On the one hand, it’s a gender parable wrapped in dystopian horror. In the near future, a plague turns anyone with high testosterone into a literal violent, dangerous, disgusting beast. The only people left are women and a few trans men who weren’t on T when the pestilence hit. Instead of banding together to protect themselves from the monster-men, an alarming number of the cis women are TERFs and make it their mission to hunt down and eradicate the remaining trans people out of pure spite. War ensues, with two very different trans women–Beth and Fran–taking center stage despite their difficult personal relationship.
It’s very well-written. Good plotting, vivid images, and characters that fascinate even when you can’t stand them.
But on the other hand, c’mon now. All the cis people are rabid bigots or literal monsters and trans people are caught in the crossfire, constantly defending themselves?
Actually, waitasec…
There’s a certain genius to just how monstrous this world is, and it made me genuinely uncomfortable at times. We’re living in a time of increasingly toxic gender discourse and bigotry and this expressed the fear and alienation that a lot of trans people must be feeling now very effectively. (It also reinforced a lot of very binary, hyper-patriarchal, white Western thinking about gender that I didn’t really get down with, but in its own cultural bubble, I guess it works.) It ratchets the experience of bigotry and the fear of gendered violence up to eleven, and makes some scary points that lead to introspection and conversation. It’s challenging. It’s gross and very physically visceral. I felt very much like an outsider reading this, but in a good way, mostly.
But on the other other hand–like a lot of books written by white women, this misses the mark pretty often when it comes to descriptions of race and culture outside of the white Bostonians who make up the central cast. The lone non-monster man is Indigenous, and the descriptions and dialogue about him are really strange. There’s also weird comments on Blackness, and while a prominent Indian character is very well-written, there’s a Central American character who seems to only exist to give fierce anti-white feminist speeches in broken English. sigh
Also, did I mention this book is gross? It’s pretty gory and there’s a lot of sexual and sexualized violence that is not easy to read and doesn’t always feel like a part of the story.
This is a good read, but a little too on the nose at times and not as intersectional as it tries to be.
A bunker of shelf-stable hormones and support for trans rights to Manhunt.

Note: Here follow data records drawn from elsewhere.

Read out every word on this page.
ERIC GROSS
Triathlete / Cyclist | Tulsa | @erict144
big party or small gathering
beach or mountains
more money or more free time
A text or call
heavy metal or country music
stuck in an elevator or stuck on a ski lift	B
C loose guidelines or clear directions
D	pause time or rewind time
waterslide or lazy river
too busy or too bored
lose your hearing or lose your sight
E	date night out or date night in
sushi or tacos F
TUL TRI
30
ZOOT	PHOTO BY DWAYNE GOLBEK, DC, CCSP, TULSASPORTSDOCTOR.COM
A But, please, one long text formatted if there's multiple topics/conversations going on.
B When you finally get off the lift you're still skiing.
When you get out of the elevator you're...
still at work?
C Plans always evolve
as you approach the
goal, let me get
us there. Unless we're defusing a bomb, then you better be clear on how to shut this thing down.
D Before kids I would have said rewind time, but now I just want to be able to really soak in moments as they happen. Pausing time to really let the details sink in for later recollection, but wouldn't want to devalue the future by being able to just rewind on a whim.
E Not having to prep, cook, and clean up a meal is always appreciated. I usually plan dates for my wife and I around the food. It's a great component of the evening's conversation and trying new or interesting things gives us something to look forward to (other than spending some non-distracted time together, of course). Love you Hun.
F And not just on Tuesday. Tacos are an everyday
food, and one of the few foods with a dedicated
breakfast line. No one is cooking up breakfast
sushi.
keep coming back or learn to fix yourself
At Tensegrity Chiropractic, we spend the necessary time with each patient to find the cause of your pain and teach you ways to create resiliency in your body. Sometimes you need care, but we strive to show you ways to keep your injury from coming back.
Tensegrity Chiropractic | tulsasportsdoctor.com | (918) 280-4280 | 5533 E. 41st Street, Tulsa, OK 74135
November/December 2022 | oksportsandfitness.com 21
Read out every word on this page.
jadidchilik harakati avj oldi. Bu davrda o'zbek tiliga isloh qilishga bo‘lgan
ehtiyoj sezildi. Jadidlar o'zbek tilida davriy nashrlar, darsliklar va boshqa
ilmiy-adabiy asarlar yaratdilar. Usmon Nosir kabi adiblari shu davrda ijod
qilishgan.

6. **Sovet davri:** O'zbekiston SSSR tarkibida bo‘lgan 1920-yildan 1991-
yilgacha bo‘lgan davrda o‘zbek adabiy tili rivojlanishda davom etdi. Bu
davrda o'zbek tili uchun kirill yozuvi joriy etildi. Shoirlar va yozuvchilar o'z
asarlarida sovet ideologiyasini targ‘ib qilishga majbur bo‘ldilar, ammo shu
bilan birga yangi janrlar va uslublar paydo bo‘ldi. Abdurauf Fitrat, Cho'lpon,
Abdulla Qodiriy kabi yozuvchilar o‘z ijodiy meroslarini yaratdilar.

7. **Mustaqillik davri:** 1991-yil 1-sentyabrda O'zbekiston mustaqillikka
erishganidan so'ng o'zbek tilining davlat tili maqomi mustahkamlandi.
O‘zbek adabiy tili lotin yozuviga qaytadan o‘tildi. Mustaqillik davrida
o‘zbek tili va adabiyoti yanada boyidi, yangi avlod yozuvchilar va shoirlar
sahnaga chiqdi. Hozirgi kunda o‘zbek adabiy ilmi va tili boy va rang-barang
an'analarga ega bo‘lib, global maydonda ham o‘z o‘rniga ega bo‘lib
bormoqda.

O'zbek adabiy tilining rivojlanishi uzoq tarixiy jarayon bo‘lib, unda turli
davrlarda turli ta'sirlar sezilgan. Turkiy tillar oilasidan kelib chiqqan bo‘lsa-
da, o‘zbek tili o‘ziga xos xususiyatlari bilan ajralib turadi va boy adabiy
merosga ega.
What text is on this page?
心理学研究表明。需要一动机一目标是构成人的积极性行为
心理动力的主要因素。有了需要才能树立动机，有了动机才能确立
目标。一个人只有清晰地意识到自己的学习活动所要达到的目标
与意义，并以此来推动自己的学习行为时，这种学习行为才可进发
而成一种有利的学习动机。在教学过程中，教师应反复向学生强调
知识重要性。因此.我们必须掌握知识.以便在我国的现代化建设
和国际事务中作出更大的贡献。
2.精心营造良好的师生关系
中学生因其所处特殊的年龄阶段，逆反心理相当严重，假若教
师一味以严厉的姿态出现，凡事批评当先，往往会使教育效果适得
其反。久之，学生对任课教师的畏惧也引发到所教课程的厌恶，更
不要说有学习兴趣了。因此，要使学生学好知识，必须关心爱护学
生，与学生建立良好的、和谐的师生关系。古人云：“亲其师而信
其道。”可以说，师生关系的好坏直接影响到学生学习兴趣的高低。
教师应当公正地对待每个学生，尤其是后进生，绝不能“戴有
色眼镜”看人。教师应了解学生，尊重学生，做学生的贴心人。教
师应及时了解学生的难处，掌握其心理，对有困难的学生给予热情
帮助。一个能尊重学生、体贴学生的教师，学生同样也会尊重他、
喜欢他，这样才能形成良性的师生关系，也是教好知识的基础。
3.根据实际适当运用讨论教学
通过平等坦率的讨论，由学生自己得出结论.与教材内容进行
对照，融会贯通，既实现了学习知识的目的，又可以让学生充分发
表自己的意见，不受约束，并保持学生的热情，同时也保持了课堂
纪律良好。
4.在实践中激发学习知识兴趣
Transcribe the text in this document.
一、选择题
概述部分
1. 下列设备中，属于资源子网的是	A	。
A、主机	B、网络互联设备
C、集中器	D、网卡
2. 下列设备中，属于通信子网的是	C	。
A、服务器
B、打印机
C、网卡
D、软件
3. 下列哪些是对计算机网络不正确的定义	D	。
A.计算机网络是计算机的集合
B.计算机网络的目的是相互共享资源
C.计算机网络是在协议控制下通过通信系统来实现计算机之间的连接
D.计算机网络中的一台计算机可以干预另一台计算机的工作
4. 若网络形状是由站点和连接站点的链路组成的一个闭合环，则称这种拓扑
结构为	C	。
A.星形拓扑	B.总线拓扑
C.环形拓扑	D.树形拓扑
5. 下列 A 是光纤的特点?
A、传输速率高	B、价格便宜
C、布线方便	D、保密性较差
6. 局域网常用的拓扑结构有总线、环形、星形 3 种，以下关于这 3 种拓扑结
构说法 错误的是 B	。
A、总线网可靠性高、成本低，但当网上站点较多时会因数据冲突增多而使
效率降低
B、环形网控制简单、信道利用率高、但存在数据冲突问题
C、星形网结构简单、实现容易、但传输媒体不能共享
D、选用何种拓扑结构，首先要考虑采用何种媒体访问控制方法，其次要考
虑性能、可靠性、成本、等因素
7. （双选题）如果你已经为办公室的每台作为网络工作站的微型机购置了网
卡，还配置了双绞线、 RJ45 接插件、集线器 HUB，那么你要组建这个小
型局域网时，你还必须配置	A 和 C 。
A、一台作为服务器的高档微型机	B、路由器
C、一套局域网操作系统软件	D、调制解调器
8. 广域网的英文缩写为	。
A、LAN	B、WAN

(Beautiful people! This book goes on my shelf of good reads I’ll never revisit right next to Tender Is The Flesh, although it’s not nearly as gory. If you’re interested in more books by transgender writers, check out this booklist. If you want more books from diverse writers meant for diverse readers, check out the rest of the Equal Opportunity Bookshop too. Don’t forget that if you buy anything from a link you click on this site, we earn a commission that goes towards our own book-buying fund. And as always–go read something good! Peace!)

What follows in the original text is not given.